Foto: Instagram/@gunungleusernationalpark
Mounture.com — Gunung Leuser menjadi salah satu destinasi pendakian paling menantang di Indonesia. Gunung dengan ketinggian 3.381 mdpl ini berada dalam kawasan Taman Nasional Gunung Leuser (TNGL), yang dikenal sebagai salah satu kawasan konservasi terpenting di Asia Tenggara.
Selain ketinggiannya, Gunung Leuser juga terkenal sebagai gunung dengan jalur pendakian terpanjang di Indonesia, dengan karakteristik trek yang unik dan masih sangat alami.
Untuk mencapai puncak Gunung Leuser, pendaki dapat memilih beberapa jalur, di antaranya jalur Kedah (rekomendasi utama), jalur Agusan (lebih panjang dan memakan waktu lebih lama), jalur Meukek (sangat curam dan membutuhkan peralatan khusus), dan jalur Khansa.
Dari beberapa jalur tersebut, jalur Kedah menjadi yang paling umum digunakan karena relatif lebih aman dan memiliki akses yang lebih jelas.
BACA JUGA: Biaya Thru-Hike Bisa Bikin Gagal! Ini Cara Mengatur Budget agar Tidak Pulang di Tengah Jalan
Jalur Kedah berada di Desa Penosan Sepakat, Kecamatan Blangjerango, Kabupaten Gayo Lues, Aceh. Dari basecamp hingga puncak, jalur ini memiliki total jarak sekitar 51 kilometer.

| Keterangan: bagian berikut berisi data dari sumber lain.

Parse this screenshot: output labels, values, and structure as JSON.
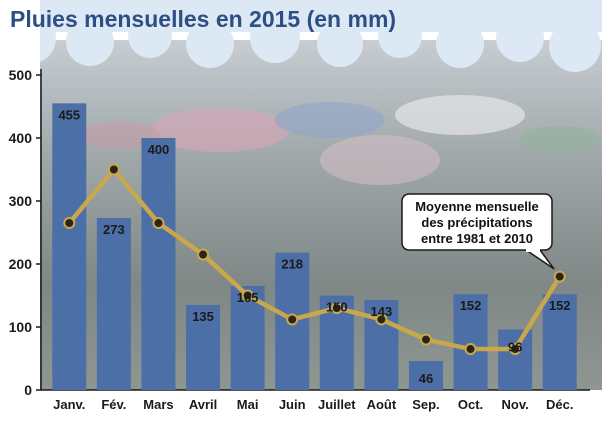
{
  "title": "Pluies mensuelles en 2015 (en mm)",
  "colors": {
    "bar": "#4d6fa7",
    "line": "#c9a84c",
    "marker": "#2b2418",
    "title": "#2e4f86",
    "sky": "#dce9f4"
  },
  "chart_data": {
    "type": "bar",
    "title": "Pluies mensuelles en 2015 (en mm)",
    "xlabel": "",
    "ylabel": "",
    "ylim": [
      0,
      500
    ],
    "yticks": [
      0,
      100,
      200,
      300,
      400,
      500
    ],
    "grid": false,
    "categories": [
      "Janv.",
      "Fév.",
      "Mars",
      "Avril",
      "Mai",
      "Juin",
      "Juillet",
      "Août",
      "Sep.",
      "Oct.",
      "Nov.",
      "Déc."
    ],
    "series": [
      {
        "type": "bar",
        "values": [
          455,
          273,
          400,
          135,
          165,
          218,
          150,
          143,
          46,
          152,
          96,
          152
        ],
        "data_labels": [
          "455",
          "273",
          "400",
          "135",
          "165",
          "218",
          "150",
          "143",
          "46",
          "152",
          "96",
          "152"
        ]
      },
      {
        "type": "line",
        "values": [
          265,
          350,
          265,
          215,
          150,
          112,
          130,
          112,
          80,
          65,
          65,
          180
        ]
      }
    ],
    "annotation": {
      "lines": [
        "Moyenne mensuelle",
        "des précipitations",
        "entre 1981 et 2010"
      ]
    }
  }
}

Menariknya, sekitar 47 kilometer di antaranya merupakan kawasan hutan primer yang masih sangat alami. Trek ini biasanya ditempuh dalam waktu 7 hingga 8 hari perjalanan menuju puncak.
Sepanjang jalur Kedah, aktivitas pendaki tergolong sangat jarang. Jalur ini bahkan dikenal sebagai jalur satwa liar karena menjadi habitat berbagai hewan seperti harimau, rusa, kijang, hingga kambing hutan.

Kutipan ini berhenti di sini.